Facebook began trading on the Nasdaq today, priced at $38 a share. This puts the total value of the company at $104 billion, the third largest initial public offering ever after Visa and General Motors.
CEO and founder Mark Zuckerberg started Facebook in 2004 from his dorm room at Harvard University and the site now touts 900 million users worldwide. It has grown from a platform for college students to get to know their classmates and share photos from the weekend to a legitimate marketing tool for businesses seeking to advertise and promote their products among the social network’s users.

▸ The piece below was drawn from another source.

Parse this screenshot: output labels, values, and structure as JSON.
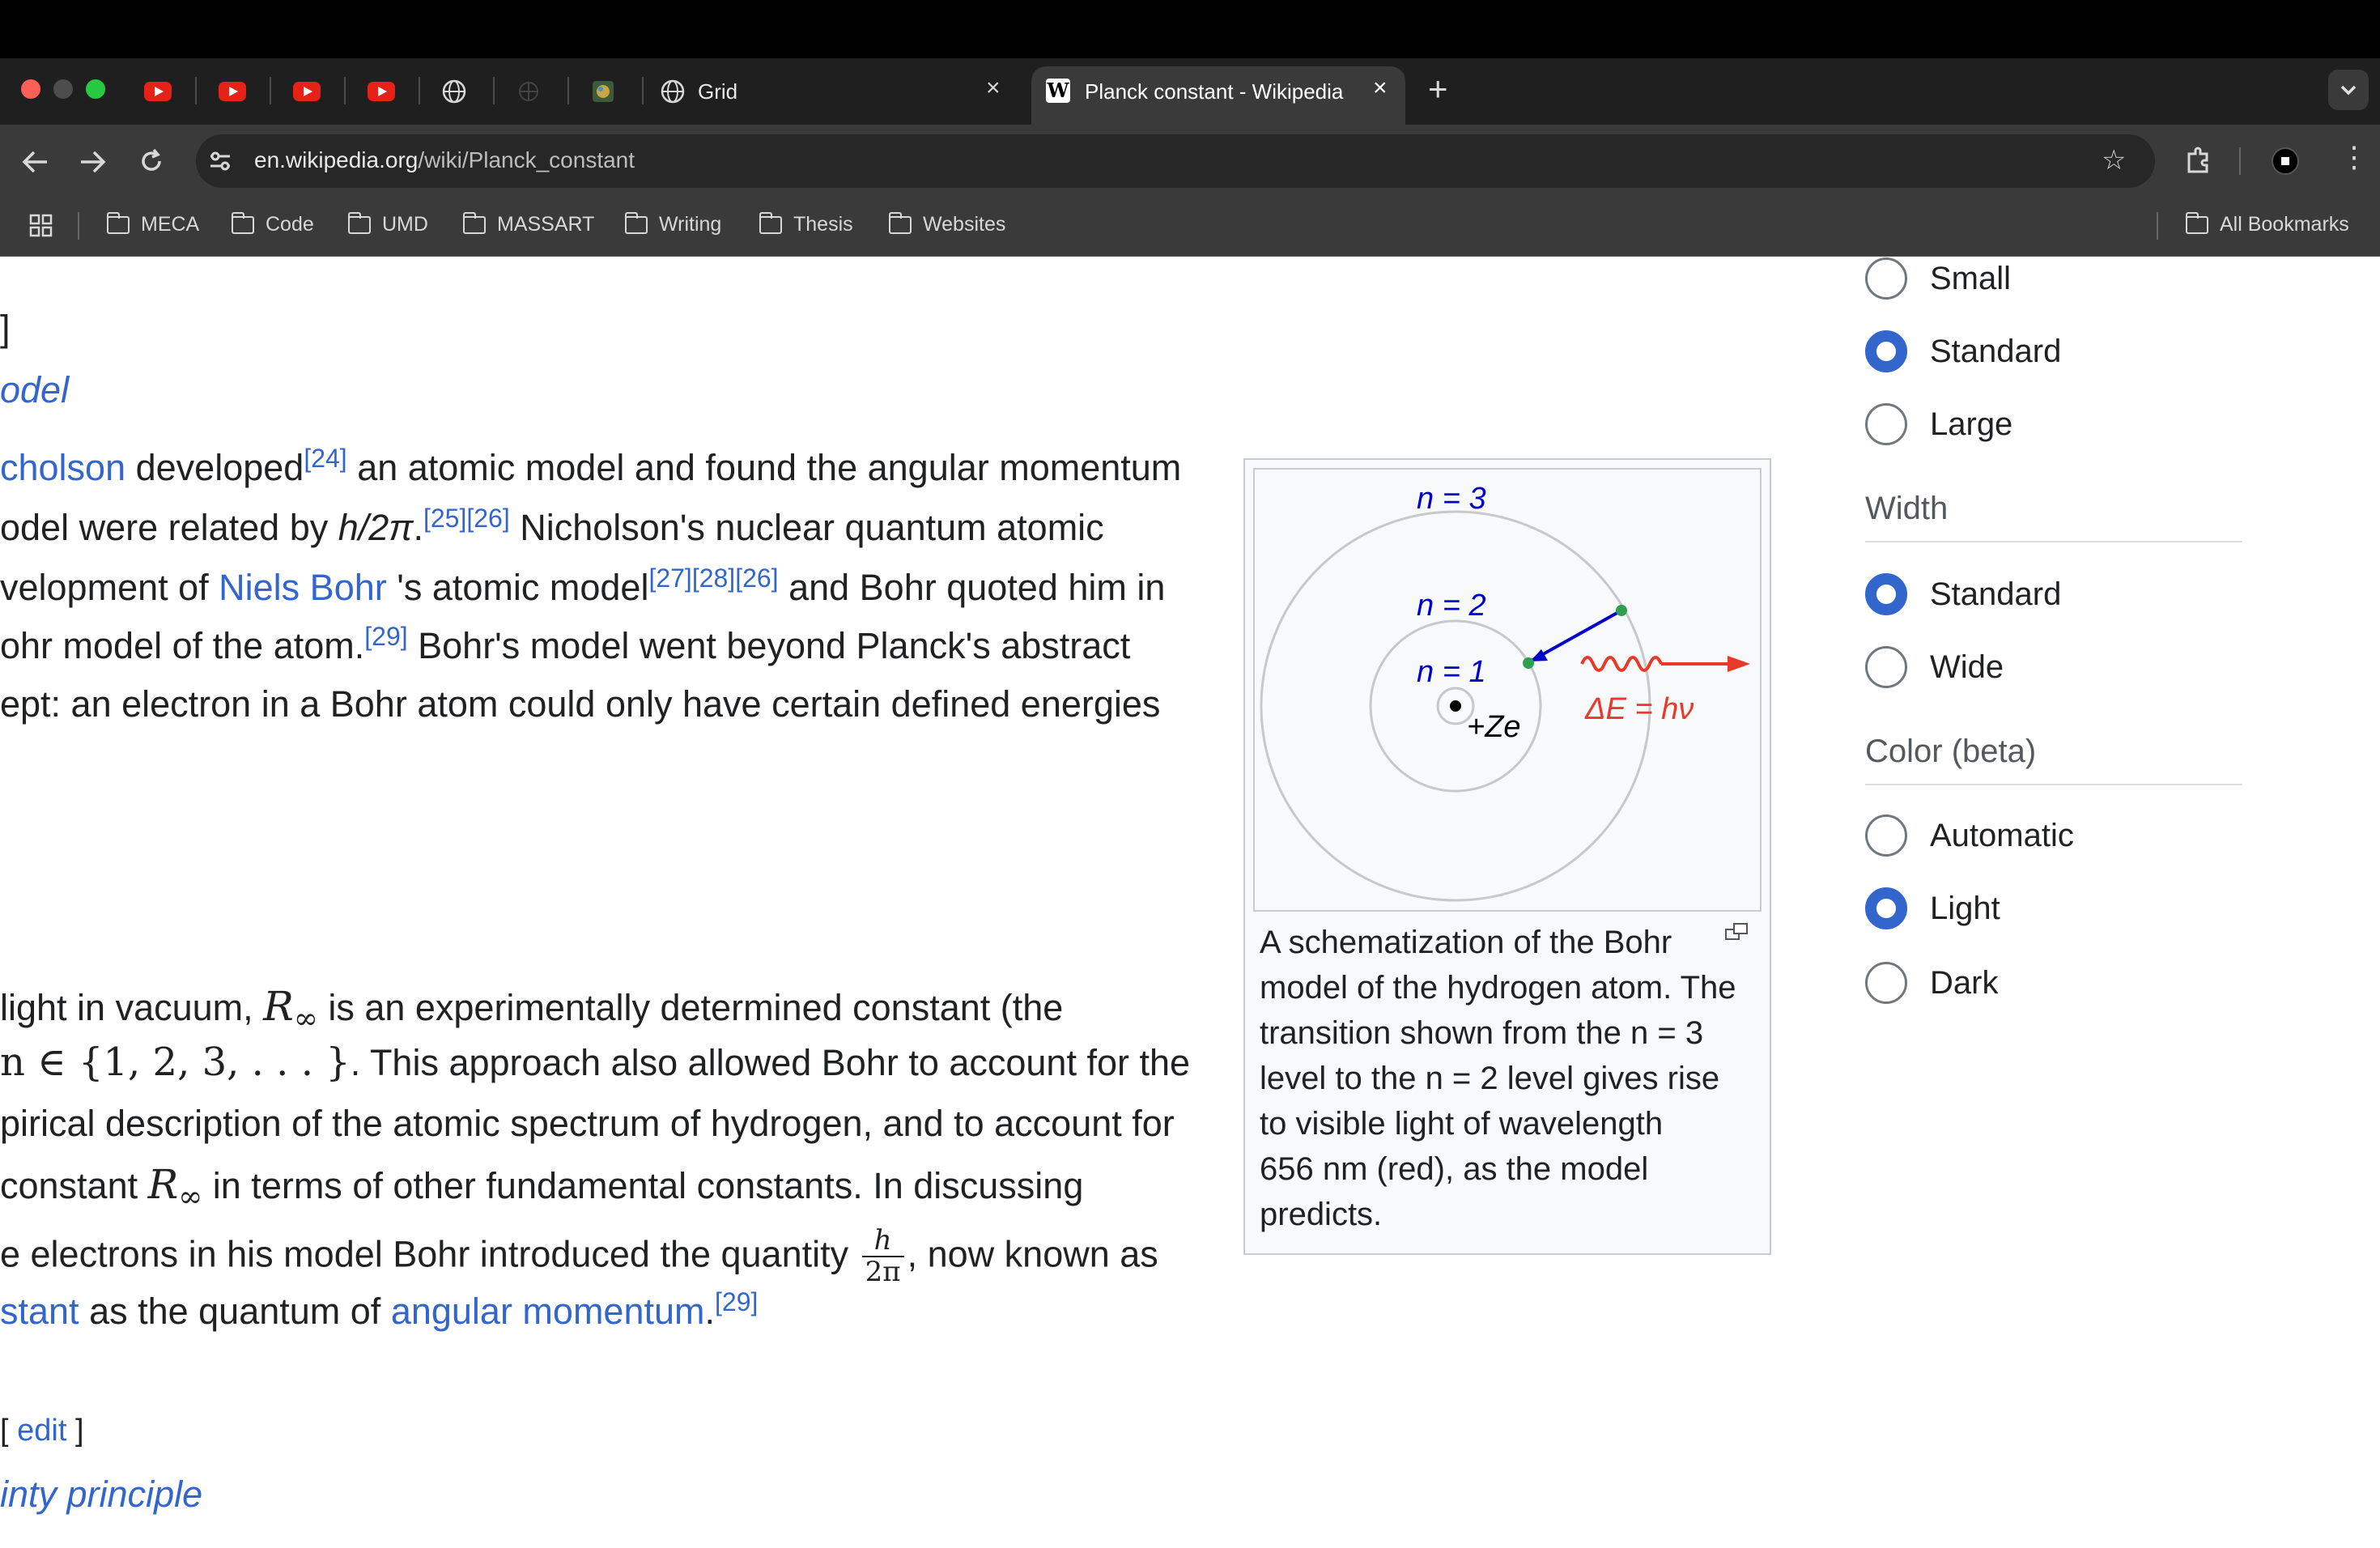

A large amount of Facebookers still mainly use the site for personal purposes (keeping up with friends and family), to be sure, but companies, products, and celebrities now also have their own pages.
The increased commercialism of Facebook has also brought about an increase in ads on the site, which are generated based on the self-identified interests of each user. Now that Facebook is a public company, it will feel pressure from investors to meet revenue goals, which could lead to more ads.

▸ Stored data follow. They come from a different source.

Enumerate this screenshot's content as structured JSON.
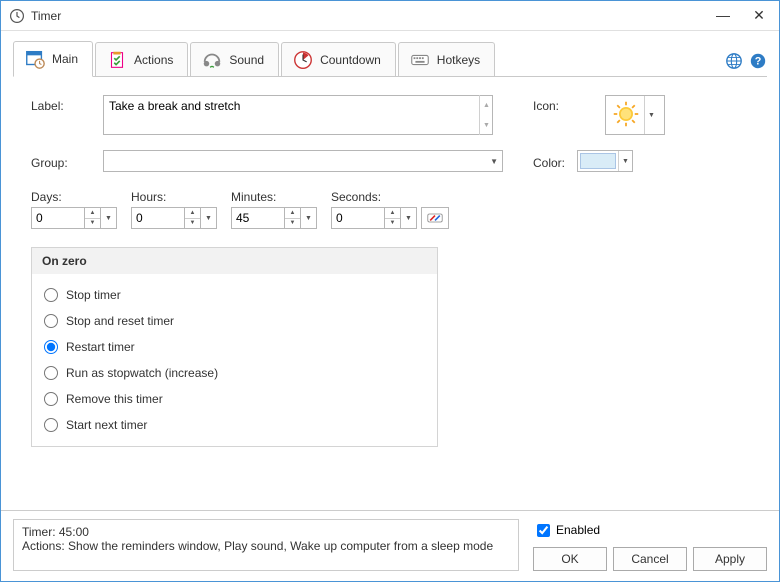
{
  "window": {
    "title": "Timer"
  },
  "tabs": {
    "main": "Main",
    "actions": "Actions",
    "sound": "Sound",
    "countdown": "Countdown",
    "hotkeys": "Hotkeys"
  },
  "labels": {
    "label_field": "Label:",
    "group_field": "Group:",
    "icon_field": "Icon:",
    "color_field": "Color:",
    "days": "Days:",
    "hours": "Hours:",
    "minutes": "Minutes:",
    "seconds": "Seconds:"
  },
  "fields": {
    "label_value": "Take a break and stretch",
    "group_value": "",
    "days": "0",
    "hours": "0",
    "minutes": "45",
    "seconds": "0"
  },
  "colors": {
    "color_swatch": "#d9ecf7"
  },
  "onzero": {
    "heading": "On zero",
    "stop": "Stop timer",
    "stopreset": "Stop and reset timer",
    "restart": "Restart timer",
    "stopwatch": "Run as stopwatch (increase)",
    "remove": "Remove this timer",
    "next": "Start next timer",
    "selected": "restart"
  },
  "footer": {
    "summary_line1": "Timer: 45:00",
    "summary_line2": "Actions: Show the reminders window, Play sound, Wake up computer from a sleep mode",
    "enabled_label": "Enabled",
    "enabled_checked": true,
    "ok": "OK",
    "cancel": "Cancel",
    "apply": "Apply"
  }
}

Combing user data to generate ads also produces privacy concerns, an issue the site has struggled with. Facebook has been criticized for making privacy settings difficult to locate and understand, and quietly changing settings without widely informing users. Privacy is likely an issue that will continue to dog the company, especially internationally, and is one reason some give for avoiding the site altogether.
Facebook users will have to decide whether or not potential advertising increases and reduced privacy as a result of the IPO will actually negatively impact their experience, or if the site will remain just place to see pictures of your friend’s cat or read about where your brother ate lunch today.